Unique Light Conditions


Lapland is mostly located above the Arctic Circle, which gives the daylight a unique and distinctive tone all year long. The most remarkable effects of the northern location can be seen during midsummer and midwinter.

The land of the midnight sun delivers natural lighting conditions, from the distinctive soft glow of the winter months, reflected and enhanced by the snow, to the brilliance of the 24-hour summer daylight.


Polar Night


Lapland’s location above the Arctic Circle also means that during the winter season, there is a period of “Polar Night” when the sun remains under the horizon allowing hardly any daylight. This period lasts for a few weeks depending on location.

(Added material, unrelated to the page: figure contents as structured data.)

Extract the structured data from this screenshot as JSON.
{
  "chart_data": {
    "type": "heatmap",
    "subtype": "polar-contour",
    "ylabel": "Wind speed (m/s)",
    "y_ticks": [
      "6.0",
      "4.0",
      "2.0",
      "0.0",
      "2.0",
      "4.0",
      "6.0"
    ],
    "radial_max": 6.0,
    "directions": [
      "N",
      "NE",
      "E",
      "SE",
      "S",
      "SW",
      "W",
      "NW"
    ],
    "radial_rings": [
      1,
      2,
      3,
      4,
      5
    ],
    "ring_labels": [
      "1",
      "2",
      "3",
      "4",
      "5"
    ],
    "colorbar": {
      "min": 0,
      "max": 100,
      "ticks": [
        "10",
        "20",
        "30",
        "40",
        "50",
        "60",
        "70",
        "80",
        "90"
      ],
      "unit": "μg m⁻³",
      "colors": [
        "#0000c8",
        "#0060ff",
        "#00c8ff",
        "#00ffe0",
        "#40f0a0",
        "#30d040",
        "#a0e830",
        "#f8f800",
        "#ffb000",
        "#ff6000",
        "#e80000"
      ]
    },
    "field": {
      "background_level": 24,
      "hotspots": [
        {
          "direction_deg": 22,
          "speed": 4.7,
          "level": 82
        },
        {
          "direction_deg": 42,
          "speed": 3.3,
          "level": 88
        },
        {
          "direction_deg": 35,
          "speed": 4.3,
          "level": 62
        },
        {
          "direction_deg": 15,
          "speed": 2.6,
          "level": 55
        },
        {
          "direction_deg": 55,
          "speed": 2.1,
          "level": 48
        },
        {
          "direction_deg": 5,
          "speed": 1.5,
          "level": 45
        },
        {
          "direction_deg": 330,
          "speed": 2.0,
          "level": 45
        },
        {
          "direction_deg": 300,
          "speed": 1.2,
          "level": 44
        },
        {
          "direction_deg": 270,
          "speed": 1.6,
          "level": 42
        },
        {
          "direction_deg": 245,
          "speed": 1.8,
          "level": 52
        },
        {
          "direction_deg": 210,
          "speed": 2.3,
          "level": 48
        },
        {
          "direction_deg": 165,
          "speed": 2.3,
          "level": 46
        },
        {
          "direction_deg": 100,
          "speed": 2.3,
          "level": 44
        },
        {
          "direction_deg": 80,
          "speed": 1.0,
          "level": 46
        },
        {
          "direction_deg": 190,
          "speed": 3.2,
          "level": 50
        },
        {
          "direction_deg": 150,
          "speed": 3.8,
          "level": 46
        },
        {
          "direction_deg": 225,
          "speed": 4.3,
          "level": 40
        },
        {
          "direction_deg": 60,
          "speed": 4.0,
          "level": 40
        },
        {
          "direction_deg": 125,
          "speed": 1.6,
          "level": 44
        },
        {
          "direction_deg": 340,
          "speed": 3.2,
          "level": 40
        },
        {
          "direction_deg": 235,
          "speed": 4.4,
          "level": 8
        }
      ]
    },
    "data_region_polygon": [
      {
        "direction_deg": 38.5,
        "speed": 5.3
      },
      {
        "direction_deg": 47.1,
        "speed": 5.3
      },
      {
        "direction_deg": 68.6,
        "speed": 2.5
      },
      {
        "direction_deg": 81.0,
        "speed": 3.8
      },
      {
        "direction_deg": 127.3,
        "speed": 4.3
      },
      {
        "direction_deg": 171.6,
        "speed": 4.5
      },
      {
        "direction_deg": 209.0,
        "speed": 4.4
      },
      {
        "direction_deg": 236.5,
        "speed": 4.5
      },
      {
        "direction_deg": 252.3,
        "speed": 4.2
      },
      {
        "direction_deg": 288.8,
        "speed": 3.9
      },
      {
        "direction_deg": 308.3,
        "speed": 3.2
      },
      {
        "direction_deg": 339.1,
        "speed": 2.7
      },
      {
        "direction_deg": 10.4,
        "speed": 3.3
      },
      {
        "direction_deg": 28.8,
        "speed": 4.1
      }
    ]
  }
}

During this period called “Kaamos” in Finnish, the variance of day and night can still be clearly noted, but the amount of light is very limited. In practice, dusk begins before dawn turns into day, making the light conditions artistically interesting. The famous blue moment with different shades of purple can be utterly beautiful and something really special to catch on film.


Midnight Sun


Summer stands for constant daylight around the clock. This provides opportunities for long shooting days and atmospheric sceneries that are possible only above the Arctic Circle. In Lapland’s northernmost point, Utsjoki, the sun does not set for 75 days during summer.

Often photographers and cinematographers speak of the golden hour and capturing the most beautiful golden light on camera as the sun sets. In Lapland, there is plenty of that golden hour time during the summer months.


Northern Lights/Auroras


One of the most spectacular phenomena over the northern sky is the illuminating light show of aurora borealis. It is only visible when it’s dark (and the darker the better) and is at its strongest after heavy solar activity of the sun. The legend says it is the tail of a fox that whisks the lights into the sky as he travels…

Northern Lights can be seen from August to April.


Let there be light…


After the mid-winter months (December-January) and the Polar Night late-winter (February-April) days reaches the Lapland. That last period of winter months is flooded with bright light as the sun sparkles in the pure white snow. That is the time when you need sunglasses, sunblock, and a dimmer for your camera.